Terza media, primo giorno di scuola. Suona la campanella della fine delle lezioni, gli studenti si avviano a piedi, chi verso casa, chi verso i genitori in attesa. Un piccolo screzio tra un adolescente e altri due compagni di origine marocchina accende la scintilla della discriminazione razziale. Non direttamente fra i ragazzini, ma da parte del padre del minorenne sentitosi escluso e preso di mira dai due amici stranieri. Il genitore lo avrebbe sollecitato a dare la caccia agli ex amichetti per poi minacciarli di morte con frasi razziste, bollandoli come inferiori e spronando infine il figlio affinché si vendicasse servendosi di un martello. Fatti – quelli accaduti il 14 settembre del 2021 in un comune dell’entroterra ravennate – per i quali ora l’uomo, un 42enne di origine napoletana difeso dall’avvocato Raffaella Salsano, deve rispondere ora di minaccia e istigazione all’odio razziale. Il processo nei suoi confronti si è aperto ieri davanti al giudice monocratico Tommaso Paone, che ha ascoltato le testimonianze dei tre marocchini (due fratelli e un altro connazionale) che quel giorno si rifugiarono all’interno del cimitero chiedendo aiuto al custode, per poi chiamare la polizia.
Avevano litigato
A monte della vicenda ci sarebbe una precedente discussione tra i minorenni, oggetto di un procedimento tutt’ora pendente presso il tribunale di Minori per presunti episodi di bullismo. «Avevamo litigato – ha candidamente ammesso uno dei due stranieri rispondendo alle domande del vpo Marianna Piccoli -. Non volevamo più uscire con lui perché si comportava come un bambino. Quel giorno stavamo solamente camminando dietro di lui quando si è voltato chiedendoci perché lo stessimo seguendo». In difesa del ragazzino sarebbe intervenuta anche la madre. Infine il padre, pochi minuti dopo, si sarebbe presentato sotto casa dei due fratelli pretendendo di parlare con i genitori: «Nostra madre non gli aprì, perché non parla bene l’italiano». Così il 42enne si sarebbe appostato per la “vendetta”, mettendola in pratica vedendo nuovamente uscire i due fratelli insieme all’altro amico della stessa nazionalità. «Ci tagliò la strada con il furgone dicendoci di salire e accusandoci di avere insultato sua moglie e picchiato suo figlio». Al loro rifiuto sono partite frasi inquietanti: una su tutte, “al posto suo vi avrei già tagliato la gola” e poi, “vi squarto”.

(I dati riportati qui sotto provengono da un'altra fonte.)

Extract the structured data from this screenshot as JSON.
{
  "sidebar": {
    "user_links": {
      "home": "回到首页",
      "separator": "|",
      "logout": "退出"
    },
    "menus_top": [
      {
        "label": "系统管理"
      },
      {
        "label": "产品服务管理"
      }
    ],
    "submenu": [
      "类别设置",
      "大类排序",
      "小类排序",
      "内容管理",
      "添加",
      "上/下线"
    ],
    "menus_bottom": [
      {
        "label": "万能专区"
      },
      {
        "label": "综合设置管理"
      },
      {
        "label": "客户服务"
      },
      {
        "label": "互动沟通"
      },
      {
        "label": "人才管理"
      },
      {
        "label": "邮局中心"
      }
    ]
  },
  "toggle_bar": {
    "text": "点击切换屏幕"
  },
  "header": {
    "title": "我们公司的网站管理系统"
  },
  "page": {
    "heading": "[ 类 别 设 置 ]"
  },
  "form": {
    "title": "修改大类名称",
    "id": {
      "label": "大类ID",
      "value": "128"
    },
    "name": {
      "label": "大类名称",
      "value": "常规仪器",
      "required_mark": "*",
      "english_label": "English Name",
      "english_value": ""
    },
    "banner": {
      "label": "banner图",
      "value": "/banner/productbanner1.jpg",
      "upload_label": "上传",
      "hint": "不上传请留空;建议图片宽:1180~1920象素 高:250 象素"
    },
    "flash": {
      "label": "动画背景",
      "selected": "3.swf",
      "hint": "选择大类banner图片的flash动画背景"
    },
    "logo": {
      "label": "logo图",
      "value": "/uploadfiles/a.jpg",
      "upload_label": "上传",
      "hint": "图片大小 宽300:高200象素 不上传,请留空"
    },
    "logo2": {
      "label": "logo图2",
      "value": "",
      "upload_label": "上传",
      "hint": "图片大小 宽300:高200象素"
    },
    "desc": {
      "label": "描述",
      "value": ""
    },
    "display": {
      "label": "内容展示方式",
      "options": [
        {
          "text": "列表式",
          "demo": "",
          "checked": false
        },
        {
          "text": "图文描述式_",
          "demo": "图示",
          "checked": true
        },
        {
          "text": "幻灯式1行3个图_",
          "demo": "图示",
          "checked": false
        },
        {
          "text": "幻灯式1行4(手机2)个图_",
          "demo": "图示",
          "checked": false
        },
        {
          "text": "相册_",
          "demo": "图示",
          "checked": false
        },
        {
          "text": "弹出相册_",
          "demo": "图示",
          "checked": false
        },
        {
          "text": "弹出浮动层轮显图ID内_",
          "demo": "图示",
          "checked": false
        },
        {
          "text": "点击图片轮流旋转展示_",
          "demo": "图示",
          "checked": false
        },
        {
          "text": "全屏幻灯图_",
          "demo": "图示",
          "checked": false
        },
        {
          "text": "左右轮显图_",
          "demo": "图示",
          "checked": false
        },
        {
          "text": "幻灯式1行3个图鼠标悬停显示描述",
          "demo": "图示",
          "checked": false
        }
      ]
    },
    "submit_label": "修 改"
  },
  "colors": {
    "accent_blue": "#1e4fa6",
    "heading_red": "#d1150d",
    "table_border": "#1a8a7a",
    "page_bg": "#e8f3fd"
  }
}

L’inseguimento al cimitero
Il confronto è poi proseguito in un crescendo di violenza. All’altezza del cimitero, il trio ha nuovamente visto il furgone nero del 42enne fare alcuni giri della rotonda per poi fermarsi. Stavolta sono scesi padre e figlio. “Picchia i marocchini, noi siamo napoletani, siamo più forti di loro”, gli avrebbe ordinato il padre. L’uomo avrebbe quindi cercato di gestire lo scontro uno contro uno, indicando il maggiore dei due fratelli (all’epoca 14enne) che avrebbe dovuto affrontare. Gli altri li aveva avvisati: “Voi fermi o ve la vedrete con me”. Ne è certo uno dei due testi sentiti, un tempo amico del ragazzino escluso: «Lui non voleva picchiarci, piangeva mentre suo padre gli ordinava di farlo». Poi il genitore gli ha intimato, “vai a prendere il martello dal furgone”. Probabilmente non trovandolo, il ragazzino avrebbe ripiegato con una scopa, lanciandosi all’inseguimento del gruppetto dentro al cimitero. Nel frattempo il genitore continuava con gli insulti razziali: “Il Marocco non è qua, mi dovete portare rispetto”. La lezione che il figlio avrebbe dovuto imparare, riportata dagli stranieri (difesi dall’avvocato Matteo Paruscio, del Foro di Rimini), era questa: “Tu non devi uscire con questi marocchini, che devono tornare al loro paese”. L’intervento del custode del cimitero aveva bloccato il trambusto, cercando di fare ragionare l’uomo. A farlo battere in ritirata, però, sarebbe stata solo la telefonata alla polizia.